Dennis Hopper's treatise on “the movies” is executed with the self-reflexivity of Godard, the grandeur of Tarkovsky, ironizes the machismo of Fuller and Hawks and is mixed with a touch of the Bob Rafaelson/Jack Nicholson Monkees's movie, Head (1968).

Hopper stars as a horse wrangler named after the state of Kansas who is in charge of horses on a western being shot in a small Peruvian village. When an actor is killed in a stunt, Kansas decides to quit the movie business and stay in the village.

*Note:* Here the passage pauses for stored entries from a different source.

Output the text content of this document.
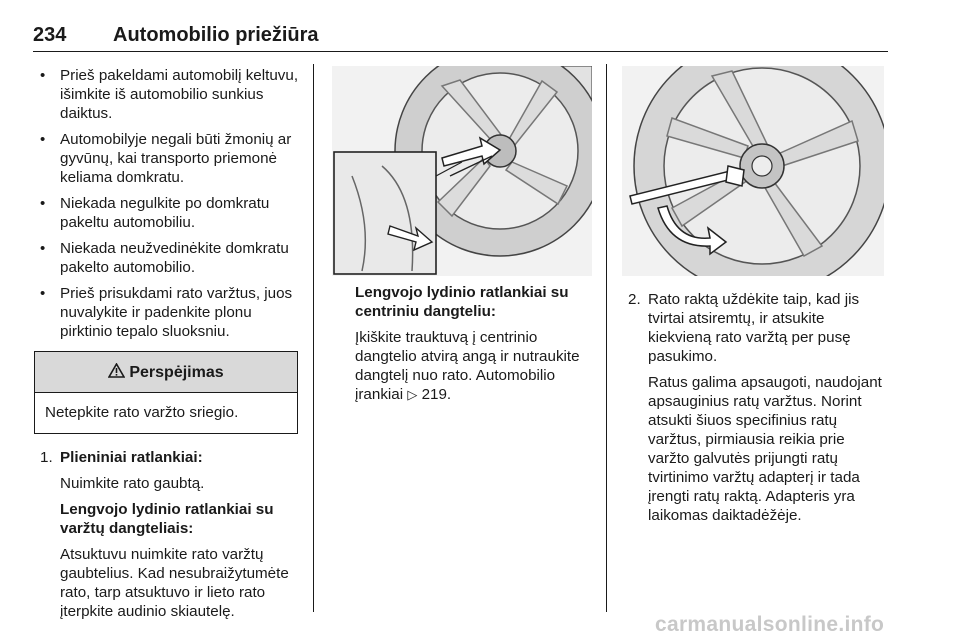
234 Automobilio priežiūra
• Prieš pakeldami automobilį keltuvu, išimkite iš automobilio sunkius daiktus.
• Automobilyje negali būti žmonių ar gyvūnų, kai transporto priemonė keliama domkratu.
• Niekada negulkite po domkratu pakeltu automobiliu.
• Niekada neužvedinėkite domkratu pakelto automobilio.
• Prieš prisukdami rato varžtus, juos nuvalykite ir padenkite plonu pirktinio tepalo sluoksniu.
Perspėjimas
Netepkite rato varžto sriegio.
1. Plieniniai ratlankiai:

Nuimkite rato gaubtą.

Lengvojo lydinio ratlankiai su varžtų dangteliais:

Atsuktuvu nuimkite rato varžtų gaubtelius. Kad nesubraižytumėte rato, tarp atsuktuvo ir lieto rato įterpkite audinio skiautelę.

Lengvojo lydinio ratlankiai su centriniu dangteliu:

Įkiškite trauktuvą į centrinio dangtelio atvirą angą ir nutraukite dangtelį nuo rato. Automobilio įrankiai ▷ 219.

2. Rato raktą uždėkite taip, kad jis tvirtai atsiremtų, ir atsukite kiekvieną rato varžtą per pusę pasukimo.

Ratus galima apsaugoti, naudojant apsauginius ratų varžtus. Norint atsukti šiuos specifinius ratų varžtus, pirmiausia reikia prie varžto galvutės prijungti ratų tvirtinimo varžtų adapterį ir tada įrengti ratų raktą. Adapteris yra laikomas daiktadėžėje.

carmanualsonline.info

But his dreams of an unspoiled existence are interrupted when the local priest asks him to help stop the villagers killing each other by re-enacting scenes from the film for real because they don't understand movie illusionism

The Last Movie was the long-time project of Hopper and writer Stewart Stern who had written Rebel Without A Cause (1955) in which Hopper had had a small role. After developing the script in the early 1960s, Hopper got the chance to make the film by Universal with final cut rights after the huge success of Easy Rider in 1969.  Hopper, who was famously under the influence of drugs and alcohol at the time apparently originally delivered a fairly conventional first cut but when it was criticised by his friend and cult director par excellence, Alejandro Jodorowsky, Hopper destroyed that edit and came up with the version that is known today.

The film tanked critically and commercially in the US (it won the Critics Prize at the Venice Film Festival) with such notoriety that Hopper did not direct another movie until 1980’s Out Of The Blue. Although not invariably successful and perhaps overlong it is nevertheless an interesting movie from a peak period of American independent film-making.